While my ICBC recovery specialist has generally been good, she did an odd thing in early November. She asked if I would see if I qualify for federal EI sickness benefits. EI sickness benefits are usually the equivalent of short-term disability, only pay a maximum of $668 a week, and only last a maximum of 26 weeks.
Long story short, I submitted my EI application on October 3rd, and expected it to be denied, but I also had to wait for my final paycheque and vacation payout so that my ROE could be generated, so that my EI claim could be processed. Given that she reminded me that ICBC is secondary income replacement, I’d guess it was all about trying to reduce ICBC’s payout.
EI Sickness Benefits are also actually supposed to be applied for immediately after your accident, but I was collecting my full salary right up until I got LTD (our sick leave becomes STD. As well, you supposedly can’t collect ANY EI benefits and LTD at the same time, but I was led to believe I needed to do this so that ICBC would pay their top-up. However, somewhat inexplicably, they suddenly began making top-up payments last week. I suspect that she expected my claim to be denied, but it seemed odd and a HUGE waste of time to be forced to apply for insurance I likely wouldn’t collect. Nonetheless, I still needed the claim denial because I have to tell them if, by some miracle, I actually do qualify for EI. Not only that, but philosophically, I feel that ICBC should have to pay income top-up, given I nearly lost my life at the hands of someone driving a car. It’s worth noting here, that if I didn’t have any STD or LTD benefits, ICBC would be on the hook for the entirety of 90% of my net pay for as long as I was being “medically” cared for. No one has defined this term for me but I suspect that once my cognitive therapy is complete and my return to work is underway, that’s when both Manulife and ICBC will begin to claw back benefits, and my EI claim will be long finished.
Update: I did, in fact, qualify for EI. Before anyone gets excited, according to the agent I spoke to by calling the 1-800 EI number, after they deduct for my vacation payout and then also make their deductions to my payments for LTD, I’ll end up with approximately $60 a week.
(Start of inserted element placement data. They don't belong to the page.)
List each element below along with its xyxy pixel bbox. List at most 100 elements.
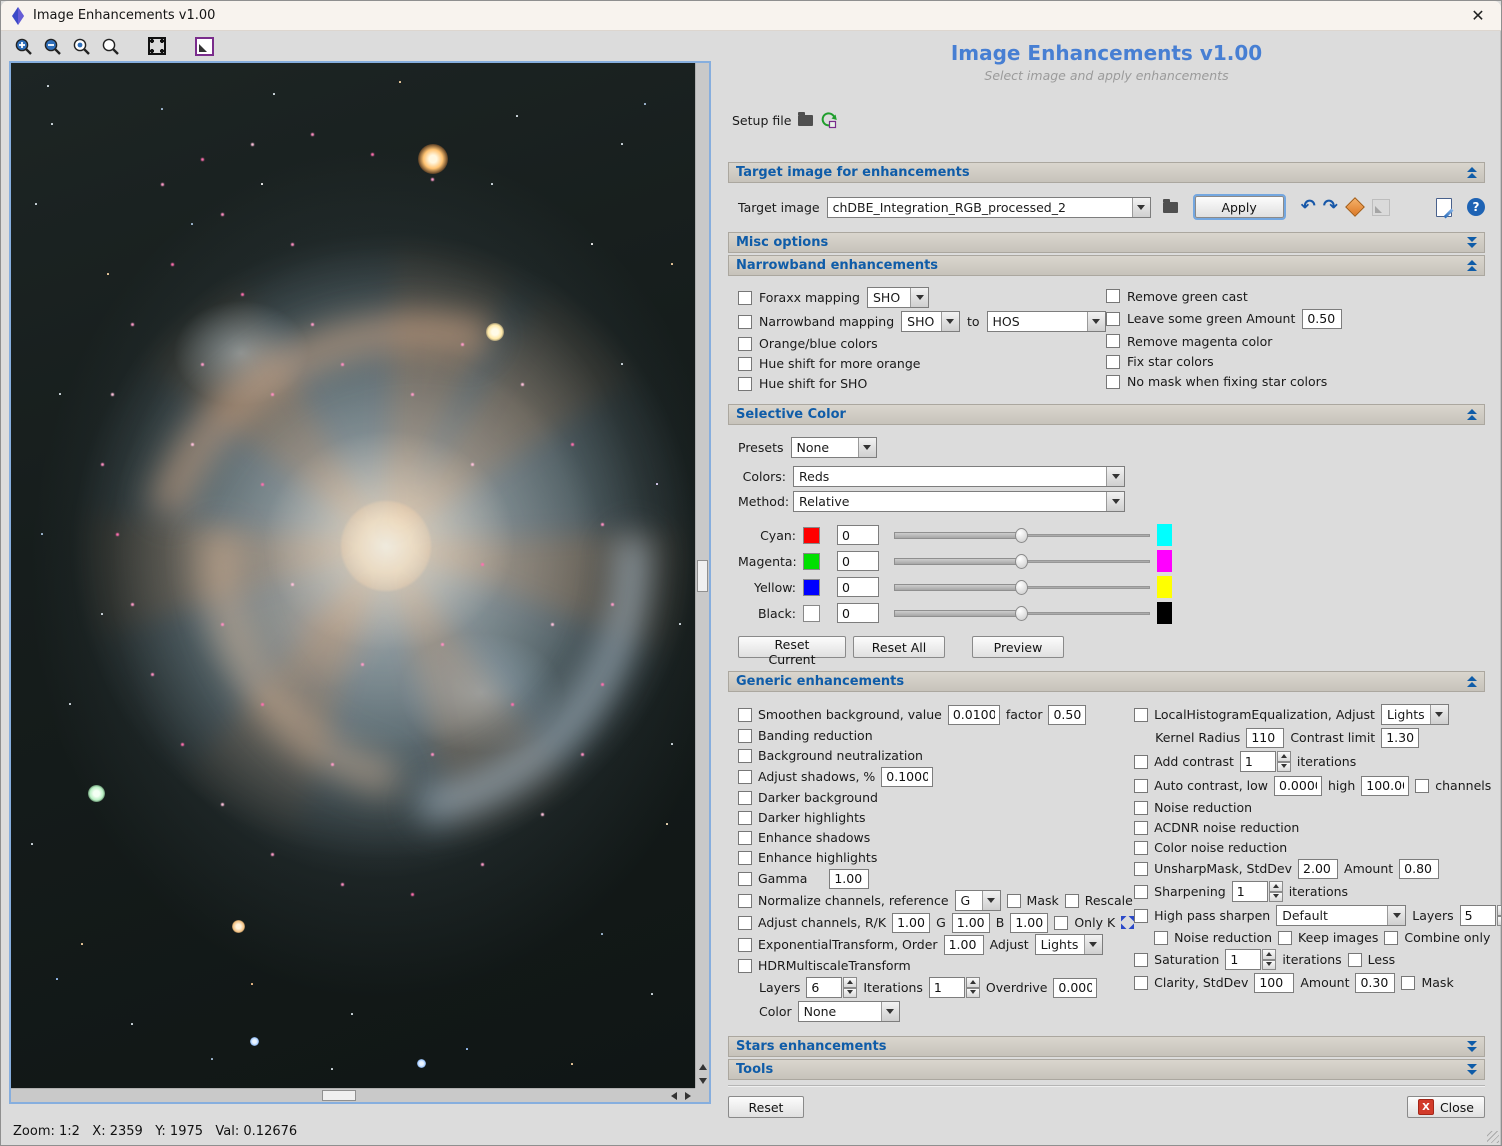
- saturation-less-checkbox[interactable]: [1348, 953, 1362, 967]
- spin-down-icon[interactable]: [843, 988, 857, 999]
- normalize-rescale-checkbox[interactable]: [1065, 894, 1079, 908]
- spin-up-icon[interactable]: [966, 977, 980, 988]
- hue-shift-sho-checkbox[interactable]: [738, 377, 752, 391]
- hp-combine-only-checkbox[interactable]: [1384, 931, 1398, 945]
- zoom-in-icon[interactable]: [13, 36, 33, 56]
- enhance-highlights-checkbox[interactable]: [738, 851, 752, 865]
- scroll-up-icon[interactable]: [696, 1060, 710, 1074]
- gamma-input[interactable]: [829, 869, 869, 889]
- fix-star-colors-checkbox[interactable]: [1106, 355, 1120, 369]
- remove-green-cast-checkbox[interactable]: [1106, 289, 1120, 303]
- cyan-slider[interactable]: [894, 527, 1150, 544]
- reset-button[interactable]: Reset: [728, 1096, 804, 1118]
- saturation-checkbox[interactable]: [1134, 953, 1148, 967]
- clarity-amount-input[interactable]: [1355, 973, 1395, 993]
- slider-thumb[interactable]: [1015, 554, 1028, 569]
- colors-select[interactable]: Reds: [793, 466, 1125, 487]
- lhe-checkbox[interactable]: [1134, 708, 1148, 722]
- setup-load-icon[interactable]: [820, 111, 838, 129]
- add-contrast-checkbox[interactable]: [1134, 755, 1148, 769]
- hdr-color-select[interactable]: None: [798, 1001, 900, 1022]
- hp-keep-images-checkbox[interactable]: [1278, 931, 1292, 945]
- stf-autostretch-icon[interactable]: [194, 36, 214, 56]
- section-bar-tools[interactable]: Tools: [728, 1059, 1485, 1080]
- high-pass-select[interactable]: Default: [1276, 905, 1406, 926]
- close-button[interactable]: X Close: [1407, 1096, 1485, 1118]
- spin-up-icon[interactable]: [1497, 905, 1502, 916]
- adjust-r-input[interactable]: [892, 913, 930, 933]
- spin-down-icon[interactable]: [1497, 916, 1502, 927]
- zoom-one-to-one-icon[interactable]: [71, 36, 91, 56]
- undo-icon[interactable]: ↶: [1301, 198, 1316, 216]
- sharpening-spinner[interactable]: [1232, 881, 1283, 902]
- hdr-layers-spinner[interactable]: [806, 977, 857, 998]
- kernel-radius-input[interactable]: [1246, 728, 1284, 748]
- clarity-stddev-input[interactable]: [1254, 973, 1294, 993]
- contract-arrows-icon[interactable]: [1121, 916, 1134, 929]
- adjust-b-input[interactable]: [1010, 913, 1048, 933]
- preview-button[interactable]: Preview: [972, 636, 1064, 658]
- sharpening-checkbox[interactable]: [1134, 885, 1148, 899]
- smoothen-background-checkbox[interactable]: [738, 708, 752, 722]
- foraxx-mapping-checkbox[interactable]: [738, 291, 752, 305]
- scroll-right-icon[interactable]: [681, 1089, 695, 1103]
- remove-magenta-checkbox[interactable]: [1106, 334, 1120, 348]
- target-browse-folder-icon[interactable]: [1163, 202, 1178, 213]
- section-bar-misc[interactable]: Misc options: [728, 232, 1485, 253]
- lhe-adjust-select[interactable]: Lights: [1381, 704, 1449, 725]
- narrowband-mapping-to-select[interactable]: HOS: [987, 311, 1106, 332]
- auto-contrast-low-input[interactable]: [1274, 776, 1322, 796]
- foraxx-mapping-select[interactable]: SHO: [867, 287, 929, 308]
- spin-down-icon[interactable]: [966, 988, 980, 999]
- redo-icon[interactable]: ↷: [1323, 198, 1338, 216]
- magenta-slider[interactable]: [894, 553, 1150, 570]
- hdr-iterations-spinner[interactable]: [929, 977, 980, 998]
- vertical-scrollbar-thumb[interactable]: [697, 560, 708, 592]
- slider-thumb[interactable]: [1015, 580, 1028, 595]
- zoom-out-icon[interactable]: [42, 36, 62, 56]
- noise-reduction-checkbox[interactable]: [1134, 801, 1148, 815]
- darker-highlights-checkbox[interactable]: [738, 811, 752, 825]
- fit-view-icon[interactable]: [147, 36, 167, 56]
- leave-some-green-amount-input[interactable]: [1302, 309, 1342, 329]
- new-instance-icon[interactable]: [1436, 198, 1452, 217]
- adjust-channels-checkbox[interactable]: [738, 916, 752, 930]
- adjust-shadows-checkbox[interactable]: [738, 770, 752, 784]
- horizontal-scrollbar-thumb[interactable]: [322, 1090, 356, 1101]
- smoothen-factor-input[interactable]: [1048, 705, 1086, 725]
- banding-reduction-checkbox[interactable]: [738, 729, 752, 743]
- unsharp-amount-input[interactable]: [1399, 859, 1439, 879]
- scroll-left-icon[interactable]: [667, 1089, 681, 1103]
- add-contrast-spinner[interactable]: [1240, 751, 1291, 772]
- normalize-channels-checkbox[interactable]: [738, 894, 752, 908]
- unsharp-stddev-input[interactable]: [1298, 859, 1338, 879]
- unsharp-mask-checkbox[interactable]: [1134, 862, 1148, 876]
- hdr-overdrive-input[interactable]: [1053, 978, 1097, 998]
- smoothen-value-input[interactable]: [948, 705, 1000, 725]
- window-close-icon[interactable]: ✕: [1465, 6, 1491, 25]
- method-select[interactable]: Relative: [793, 491, 1125, 512]
- clarity-mask-checkbox[interactable]: [1401, 976, 1415, 990]
- scroll-down-icon[interactable]: [696, 1074, 710, 1088]
- hdr-multiscale-checkbox[interactable]: [738, 959, 752, 973]
- leave-some-green-checkbox[interactable]: [1106, 312, 1120, 326]
- target-image-select[interactable]: chDBE_Integration_RGB_processed_2: [827, 197, 1151, 218]
- hp-noise-reduction-checkbox[interactable]: [1154, 931, 1168, 945]
- black-slider[interactable]: [894, 605, 1150, 622]
- magenta-value-input[interactable]: [837, 551, 879, 571]
- section-bar-selective-color[interactable]: Selective Color: [728, 404, 1485, 425]
- section-bar-generic[interactable]: Generic enhancements: [728, 671, 1485, 692]
- spin-down-icon[interactable]: [1277, 762, 1291, 773]
- spin-up-icon[interactable]: [1269, 881, 1283, 892]
- slider-thumb[interactable]: [1015, 528, 1028, 543]
- narrowband-mapping-from-select[interactable]: SHO: [901, 311, 960, 332]
- cyan-value-input[interactable]: [837, 525, 879, 545]
- section-bar-target[interactable]: Target image for enhancements: [728, 162, 1485, 183]
- gamma-checkbox[interactable]: [738, 872, 752, 886]
- reset-current-button[interactable]: Reset Current: [738, 636, 846, 658]
- auto-contrast-high-input[interactable]: [1361, 776, 1409, 796]
- darker-background-checkbox[interactable]: [738, 791, 752, 805]
- slider-thumb[interactable]: [1015, 606, 1028, 621]
- high-pass-layers-spinner[interactable]: [1460, 905, 1502, 926]
- horizontal-scrollbar[interactable]: [11, 1088, 695, 1102]
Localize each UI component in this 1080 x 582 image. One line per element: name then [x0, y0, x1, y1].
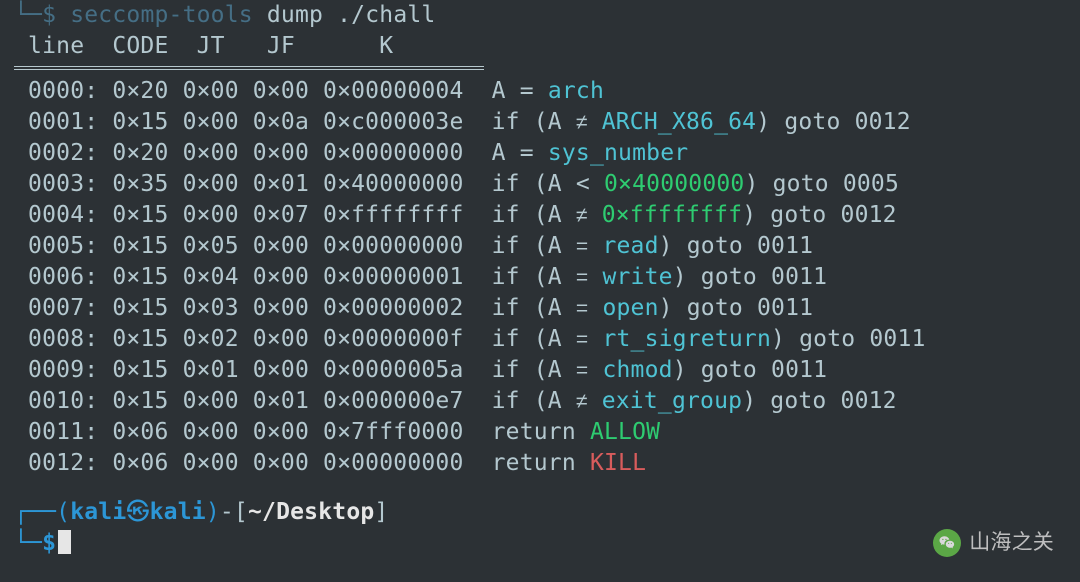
watermark-text: 山海之关	[969, 527, 1054, 558]
shell-prompt: ┌──(kali㉿kali)-[~/Desktop]	[14, 497, 1066, 528]
table-row: 0010: 0×15 0×00 0×01 0×000000e7 if (A ≠ …	[14, 386, 1066, 417]
watermark: 山海之关	[933, 527, 1054, 558]
table-row: 0011: 0×06 0×00 0×00 0×7fff0000 return A…	[14, 417, 1066, 448]
table-row: 0002: 0×20 0×00 0×00 0×00000000 A = sys_…	[14, 138, 1066, 169]
table-row: 0009: 0×15 0×01 0×00 0×0000005a if (A = …	[14, 355, 1066, 386]
terminal[interactable]: └─$ seccomp-tools dump ./chall line CODE…	[0, 0, 1080, 559]
command-line: └─$ seccomp-tools dump ./chall	[14, 0, 1066, 31]
table-row: 0005: 0×15 0×05 0×00 0×00000000 if (A = …	[14, 231, 1066, 262]
wechat-icon	[933, 529, 961, 557]
cursor-icon	[58, 530, 71, 554]
table-row: 0001: 0×15 0×00 0×0a 0×c000003e if (A ≠ …	[14, 107, 1066, 138]
table-row: 0000: 0×20 0×00 0×00 0×00000004 A = arch	[14, 76, 1066, 107]
table-row: 0007: 0×15 0×03 0×00 0×00000002 if (A = …	[14, 293, 1066, 324]
divider	[14, 66, 484, 70]
seccomp-table: 0000: 0×20 0×00 0×00 0×00000004 A = arch…	[14, 76, 1066, 479]
table-row: 0012: 0×06 0×00 0×00 0×00000000 return K…	[14, 448, 1066, 479]
table-header: line CODE JT JF K	[14, 31, 1066, 62]
table-row: 0006: 0×15 0×04 0×00 0×00000001 if (A = …	[14, 262, 1066, 293]
table-row: 0003: 0×35 0×00 0×01 0×40000000 if (A < …	[14, 169, 1066, 200]
table-row: 0008: 0×15 0×02 0×00 0×0000000f if (A = …	[14, 324, 1066, 355]
table-row: 0004: 0×15 0×00 0×07 0×ffffffff if (A ≠ …	[14, 200, 1066, 231]
shell-prompt-input[interactable]: └─$	[14, 528, 1066, 559]
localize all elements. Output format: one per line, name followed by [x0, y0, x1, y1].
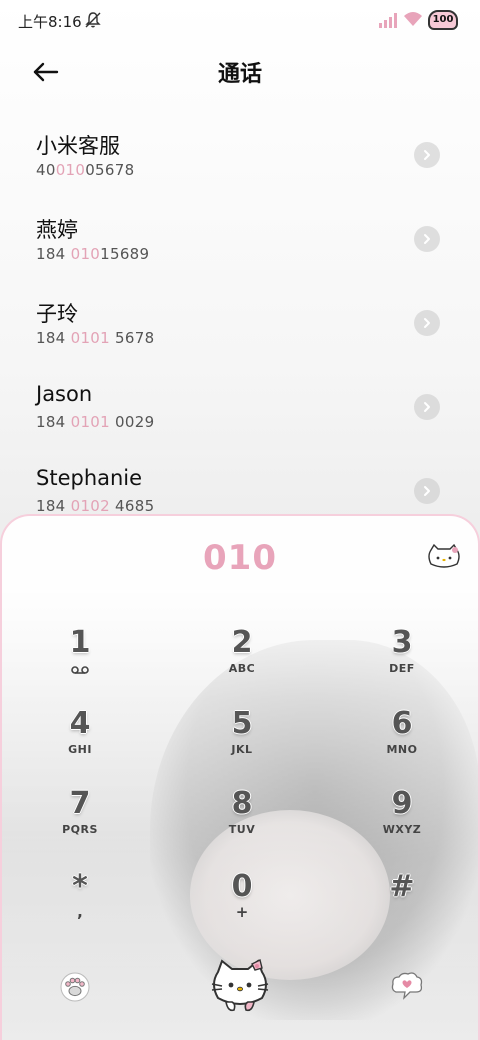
page-title: 通话 [217, 62, 262, 87]
key-8[interactable]: 8 TUV [182, 787, 302, 857]
key-5[interactable]: 5 JKL [182, 707, 302, 777]
contact-number: 184 0101 5678 [36, 329, 155, 347]
key-9[interactable]: 9 WXYZ [342, 787, 462, 857]
chevron-right-icon[interactable] [414, 478, 440, 504]
voicemail-icon [71, 666, 89, 674]
header: 通话 [0, 40, 480, 104]
key-1[interactable]: 1 [20, 626, 140, 696]
wifi-icon [404, 12, 422, 26]
contact-item[interactable]: 子玲 184 0101 5678 [0, 288, 480, 372]
key-star[interactable]: * , [20, 870, 140, 940]
paw-icon[interactable] [60, 972, 90, 1002]
contact-number: 184 0101 0029 [36, 413, 155, 431]
key-6[interactable]: 6 MNO [342, 707, 462, 777]
contact-name: 小米客服 [36, 134, 120, 158]
call-button-cat-icon[interactable] [208, 958, 272, 1014]
chevron-right-icon[interactable] [414, 310, 440, 336]
chevron-right-icon[interactable] [414, 142, 440, 168]
message-cloud-icon[interactable] [390, 970, 424, 1002]
contact-item[interactable]: 小米客服 4001005678 [0, 120, 480, 204]
contact-number: 184 0102 4685 [36, 497, 155, 515]
contact-item[interactable]: Jason 184 0101 0029 [0, 372, 480, 456]
chevron-right-icon[interactable] [414, 226, 440, 252]
signal-icon [379, 13, 397, 28]
chevron-right-icon[interactable] [414, 394, 440, 420]
contact-list: 小米客服 4001005678 燕婷 184 01015689 子玲 184 0… [0, 120, 480, 540]
dialed-number[interactable]: 010 [2, 538, 478, 578]
contact-name: 燕婷 [36, 218, 78, 242]
contact-name: Jason [36, 382, 93, 406]
battery-icon: 100 [428, 10, 458, 30]
hello-kitty-icon[interactable] [426, 544, 462, 570]
muted-bell-icon [85, 12, 101, 28]
status-bar: 上午8:16 100 [0, 0, 480, 40]
contact-number: 4001005678 [36, 161, 135, 179]
contact-number: 184 01015689 [36, 245, 150, 263]
key-2[interactable]: 2 ABC [182, 626, 302, 696]
key-hash[interactable]: # [342, 870, 462, 940]
contact-name: 子玲 [36, 302, 78, 326]
status-time: 上午8:16 [18, 13, 82, 31]
contact-name: Stephanie [36, 466, 143, 490]
key-3[interactable]: 3 DEF [342, 626, 462, 696]
bottom-bar [0, 950, 480, 1040]
key-4[interactable]: 4 GHI [20, 707, 140, 777]
key-0[interactable]: 0 + [182, 870, 302, 940]
contact-item[interactable]: 燕婷 184 01015689 [0, 204, 480, 288]
key-7[interactable]: 7 PQRS [20, 787, 140, 857]
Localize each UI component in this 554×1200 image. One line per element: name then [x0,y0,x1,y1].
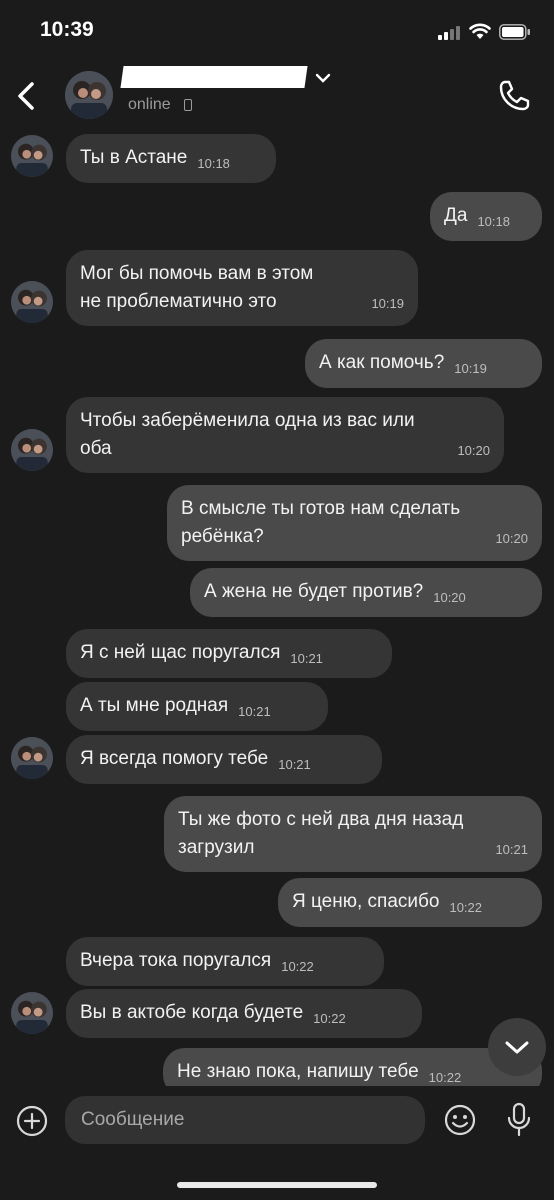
cellular-signal-icon [438,26,460,40]
contact-avatar[interactable] [65,71,113,119]
message-input[interactable]: Сообщение [65,1096,425,1144]
microphone-icon[interactable] [505,1102,533,1138]
status-time: 10:39 [40,18,94,41]
redacted-contact-name [120,66,308,88]
sender-avatar [11,737,53,779]
incoming-message[interactable]: Я с ней щас поругался 10:21 [66,629,392,678]
chat-header: online [0,66,554,126]
chevron-down-icon [505,1041,529,1054]
incoming-message[interactable]: Мог бы помочь вам в этом не проблематичн… [66,250,418,326]
wifi-icon [469,23,491,39]
scroll-to-bottom-button[interactable] [488,1018,546,1076]
plus-circle-icon[interactable] [16,1105,48,1137]
incoming-message[interactable]: Я всегда помогу тебе 10:21 [66,735,382,784]
outgoing-message[interactable]: Да 10:18 [430,192,542,241]
outgoing-message[interactable]: А жена не будет против? 10:20 [190,568,542,617]
sender-avatar [11,992,53,1034]
sender-avatar [11,429,53,471]
message-list[interactable]: Ты в Астане 10:18 Да 10:18 Мог бы помочь в… [0,126,554,1086]
outgoing-message[interactable]: Не знаю пока, напишу тебе 10:22 [163,1048,542,1086]
outgoing-message[interactable]: Ты же фото с ней два дня назад загрузил 1… [164,796,542,872]
home-indicator[interactable] [177,1182,377,1188]
chevron-down-icon[interactable] [314,72,332,84]
device-icon [184,99,192,111]
incoming-message[interactable]: Ты в Астане 10:18 [66,134,276,183]
incoming-message[interactable]: Вчера тока поругался 10:22 [66,937,384,986]
incoming-message[interactable]: А ты мне родная 10:21 [66,682,328,731]
status-bar: 10:39 [0,0,554,66]
battery-icon [499,24,530,40]
contact-status: online [128,96,171,113]
incoming-message[interactable]: Чтобы заберёменила одна из вас или оба 10… [66,397,504,473]
outgoing-message[interactable]: В смысле ты готов нам сделать ребёнка? 10… [167,485,542,561]
incoming-message[interactable]: Вы в актобе когда будете 10:22 [66,989,422,1038]
sender-avatar [11,281,53,323]
sender-avatar [11,135,53,177]
smiley-icon[interactable] [443,1103,477,1137]
outgoing-message[interactable]: Я ценю, спасибо 10:22 [278,878,542,927]
outgoing-message[interactable]: А как помочь? 10:19 [305,339,542,388]
back-chevron-icon[interactable] [12,76,42,116]
message-input-placeholder: Сообщение [81,1109,185,1130]
phone-icon[interactable] [496,78,532,114]
avatar-photo [65,71,113,119]
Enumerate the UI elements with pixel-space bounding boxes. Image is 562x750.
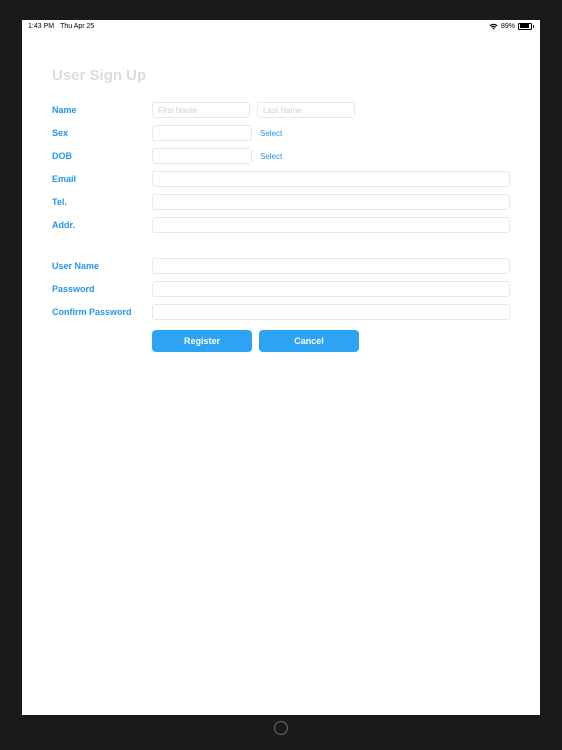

Not only that, but they somehow set my recovery date for sometime in December. To extend my claim to the maximum of 26 weeks, I’ll need my doctor to sign a medical certificate with an estimate of when I might be recovered, which will be a few months down the road, yet.
All this to reduce what ICBC has to pay by $60 a week for up to 26 weeks. Bonus points for having to now deal with three different insurers; Manulife, ICBC and the federal government. Bonus bonus points for now also having to do biweekly reports. For a whopping $60 a week. I could, of course, skip the EI entirely and just take the ICBC payments minus $120 biweekly, but at this point, I want every dollar due me, almost entirely on principle.
In Summary
ICBC basically lied during the family meeting at GF Strong, and my bike damage claim took about five months and near-endless frustration to get settled, but was a better offer than I expected. Recommended therapies have generally been approved quickly, without question. I also received a lump sum benefit, ICBC has actually begun my income replacement top-up but made me jump through EI hoops to get it, and if you recall from my September update, I had weights approved for home use and I’ve since had glasses with Transitions lenses approved to help with my light sensitivity ($1005). On the whole I’d say the good has more or less balanced out the bad. I’m ambivalent at best about the enhanced care model, particularly as it’s seemingly designed so that you’ll hopefully give up. I simply can’t give it a thumbs up when some aspects of it are mired in endless delays and administrivia, just to get benefits your premiums actually pay for, while clearly always having a focus on saving money. Recovery isn’t cheap, even if they’d prefer it be.